Chiaramente il materiale è stato acquistato economicamente dall'azienda sanitaria, la scelta cromatica è stata legata al tema del mosaico, ma il momento operativo di incollaggio delle tessere nella selezione delle sfumature da usare di volta in volta è stato lasciato alla libertà decisionale dei singoli pazienti, senza l'intervento del personale d'assistenza, seguendo le regole della tecnica gruppoanalitica nell'affrontare e risolvere i problemi.
Al termine della costruzione del mosaico è stato necessario ricorrere alla competenza di un fabbro che ha sigillato il telaio e lo ha saldato all'interno con una rete di ferro; successivamente è stata eseguita la gettata di cemento, atta a fornire il supporto necessario e che, dopo essersi essiccato e consolidato, ha permesso di rivoltare il mosaico secondo il metodo indiretto usato nella costruzione musiva, offrendo a chi guarda il lato opposto rispetto a quello dell'esecuzione.
In seguito, dopo esser stato girato, il mosaico è stato pulito nelle sue cavità tra una tessera e l'altra, al fine di garantirne la visibilità e il colore.
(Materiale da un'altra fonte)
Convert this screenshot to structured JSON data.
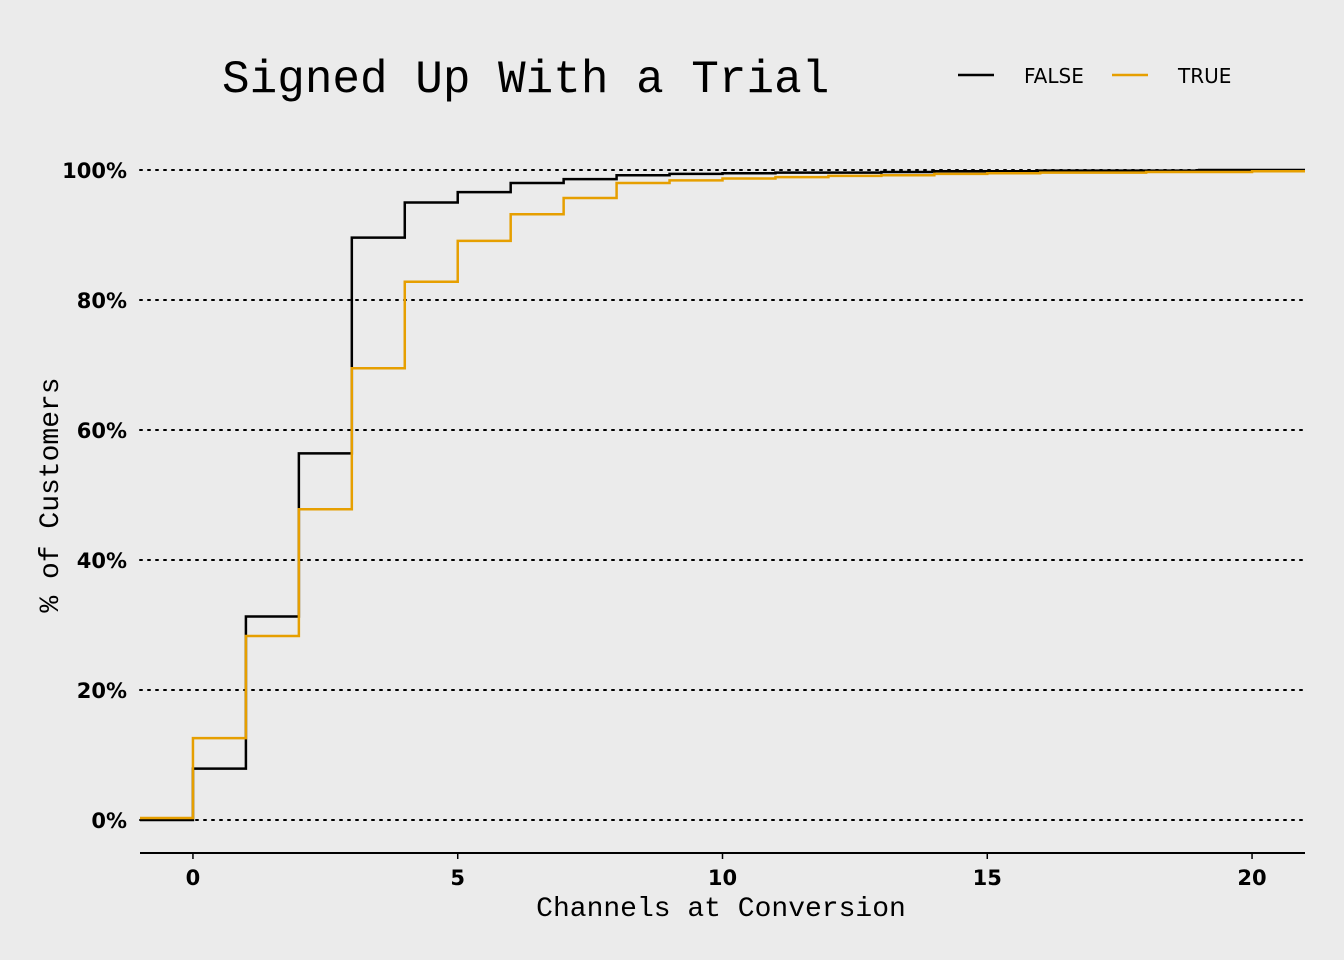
{
  "chart_data": {
    "type": "line",
    "step": true,
    "title": "Signed Up With a Trial",
    "xlabel": "Channels at Conversion",
    "ylabel": "% of Customers",
    "xlim": [
      -1,
      21
    ],
    "ylim": [
      0,
      100
    ],
    "x_ticks": [
      0,
      5,
      10,
      15,
      20
    ],
    "x_tick_labels": [
      "0",
      "5",
      "10",
      "15",
      "20"
    ],
    "y_ticks": [
      0,
      20,
      40,
      60,
      80,
      100
    ],
    "y_tick_labels": [
      "0%",
      "20%",
      "40%",
      "60%",
      "80%",
      "100%"
    ],
    "grid": "horizontal dotted",
    "legend_position": "top-right",
    "x": [
      -1,
      0,
      1,
      2,
      3,
      4,
      5,
      6,
      7,
      8,
      9,
      10,
      11,
      12,
      13,
      14,
      15,
      16,
      17,
      18,
      19,
      20,
      21
    ],
    "series": [
      {
        "name": "FALSE",
        "color": "#000000",
        "values": [
          0,
          7.9,
          31.3,
          56.4,
          89.6,
          95.0,
          96.6,
          98.0,
          98.6,
          99.2,
          99.4,
          99.5,
          99.6,
          99.6,
          99.7,
          99.8,
          99.8,
          99.9,
          99.9,
          99.9,
          100,
          100,
          100
        ]
      },
      {
        "name": "TRUE",
        "color": "#e69f00",
        "values": [
          0.3,
          12.6,
          28.3,
          47.8,
          69.5,
          82.8,
          89.1,
          93.2,
          95.7,
          98.0,
          98.4,
          98.7,
          98.9,
          99.1,
          99.2,
          99.4,
          99.5,
          99.6,
          99.6,
          99.7,
          99.7,
          99.8,
          99.8
        ]
      }
    ]
  }
}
Immaginiamo che dopo tanto estro e immaginazione utilizzati per la progettazione e costruzione del mosaico, questa seconda fase del lavoro deve essere stata arida e noiosa, tanto che poteva essere svolta anche in maniera molto più grossolana; invece come riportato dagli operatori, i pazienti erano talmente entusiasti nel vedere la loro opera finalmente completa, che tutti quanti insieme, affiatati, hanno lavorato muniti di scalpellini con una precisione oltre la normale aspettativa in ambito artistico professionale o dilettantistico.
Il risultato è stato eccezionale, sopra ogni previsione.

1.7. Affissione del mosaico nel Parco Manaresi

L'affissione del mosaico sul muro di cinta del Parco Manaresi di Aprilia con intervento delle autorità, fotografi, stampa e critici d'arte, ha rappresentato per i singoli pazienti una ulteriore conferma della propria abilità, della capacità di essere individuo indipendente ed operante nel mondo, capace di ideare e progettare lasciando traccia di sé, conseguendo così lo scopo prefissato dal progetto di trattamento.
Come già accennato precedentemente, l'idea di presentarsi al pubblico non come pazienti ma come artisti dilettanti, è provenuta proprio da loro stessi: i pazienti infatti, avevano esternato apertamente il timore di poter ascoltare giudizi che li avrebbero potuti ferire, come la possibilità che qualcuno potesse complimentarsi con le autorità, che avevano partecipato al progetto, per essere riuscite a far produrre a "dei malati incapaci" un lavoro così bello.
Come riporta nell'intervista la Dottoressa Maria Rosa Franco, che aveva in cura alcuni dei pazienti che hanno partecipato al progetto, il giorno dell'esposizione dell'opera al pubblico, è emerso chiaramente l'orgoglio dei pazienti di essere stati partecipanti attivi, e la volontà di esporsi come i protagonisti dell'evento, tanto che uno dei soggetti ha chiesto con enfasi di prendere la parola al microfono, per testimoniare pubblicamente la sua presenza come autore del mosaico.